DAR14 The IoT Device Application should send a notification to the IoT Service Platform with relevant information when there is an unexpected power outage or unexpected battery power problem. This notification should follow the application scaling advice contained in Annex C.
DAR15 The IoT Device Application should use data transcoding and compression techniques, as per the intended QoS of the IoT Service, to reduce network connection attempts and data volumes.
DAR16 The IoT Device Application should be designed to ensure the application’s network communication activity is not concentrated during periods of high network utilisation (i.e. utilises “off-peak” hours as guided by the Mobile Network Operator).
DAR17 The IoT Device Application should minimise any geographical network loading problems and tolerate any geographical network loading problems that may still occur.
DAR18 Each time there is a need to send data over the mobile network the IoT Device Application should classify the priority of each communication. For example, the IoT Device Application should distinguish between data that requires instantaneous transmission and delay tolerant data that could be aggregated and/or sent during non-peak hours.
DAR19 The IoT Device Application should not frequently reset the Communications Modem.
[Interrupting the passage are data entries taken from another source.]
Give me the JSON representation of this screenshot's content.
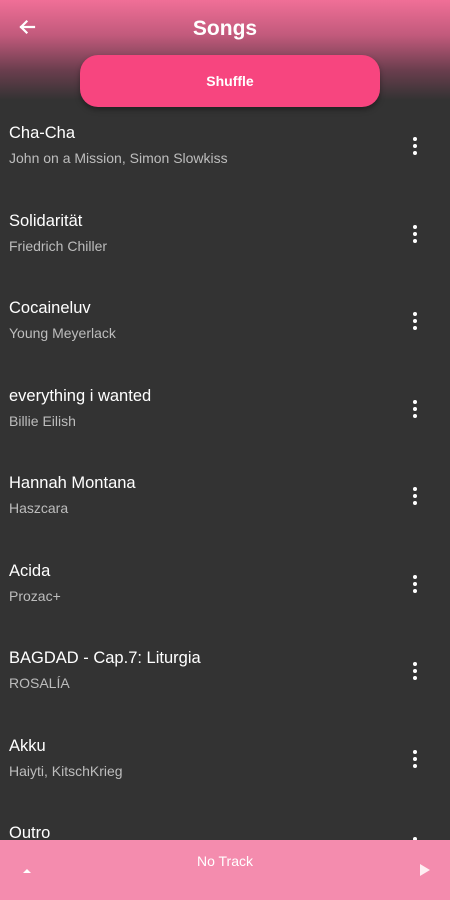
{
  "header": {
    "title": "Songs",
    "back_icon": "arrow-left-icon",
    "shuffle_label": "Shuffle"
  },
  "songs": [
    {
      "title": "Cha-Cha",
      "artist": "John on a Mission, Simon Slowkiss"
    },
    {
      "title": "Solidarität",
      "artist": "Friedrich Chiller"
    },
    {
      "title": "Cocaineluv",
      "artist": "Young Meyerlack"
    },
    {
      "title": "everything i wanted",
      "artist": "Billie Eilish"
    },
    {
      "title": "Hannah Montana",
      "artist": "Haszcara"
    },
    {
      "title": "Acida",
      "artist": "Prozac+"
    },
    {
      "title": "BAGDAD - Cap.7: Liturgia",
      "artist": "ROSALÍA"
    },
    {
      "title": "Akku",
      "artist": "Haiyti, KitschKrieg"
    },
    {
      "title": "Outro",
      "artist": ""
    }
  ],
  "player": {
    "track_label": "No Track",
    "expand_icon": "caret-up-icon",
    "play_icon": "play-icon"
  },
  "colors": {
    "accent": "#f7457f",
    "player_bar": "#f48cae",
    "background": "#333333",
    "secondary_text": "#bdbdbd"
  }
}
DAR20 When an IoT Device Application does not need to perform regular data transmissions and it can tolerate some latency for its IoT Service, it should implement a ‘low power’ mode where the device and its Communication Module is effectively powered down between data transmissions. This will reduce the power consumption of the IoT Device and reduce network signalling.
DAR21 Data sent from the IoT Device Application and the IoT Service Platform should be end-to-end encrypted to a security strength appropriate to the IoT Service.
DAR22 The IoT Device Application should authenticate the IoT Service Platform prior to data communication. The strength of authentication used should be appropriate to the IoT Service.
DAR23 The IoT Service Platform should authenticate the IoT Device prior to data communication. The strength of authentication used should be appropriate to the IoT Service.
DAR24 The IoT Device Application should support a “reset to factory settings” via remote and local connection.
DAR25 The IoT Device Application should support “time resynchronisation” via remote and local connection.
DAR26 If the IoT Device supports more than one family of communications access technology (for example 3GPP, TD-SCDMA, Wireless LAN) the IoT Device Application should implement a protection mechanism to prevent frequent ‘Ping-Pong’ between these different families of communications access technologies.
DAR27 For mass deployments of IoT Devices (e.g. >10,000 devices within the same mobile network), if the IoT Device supports more than one family of communications access technology (for example 3GPP, TD-SCDMA, Wireless LAN) the IoT Device Application should employ a randomised delay before switching to a different family of access technology.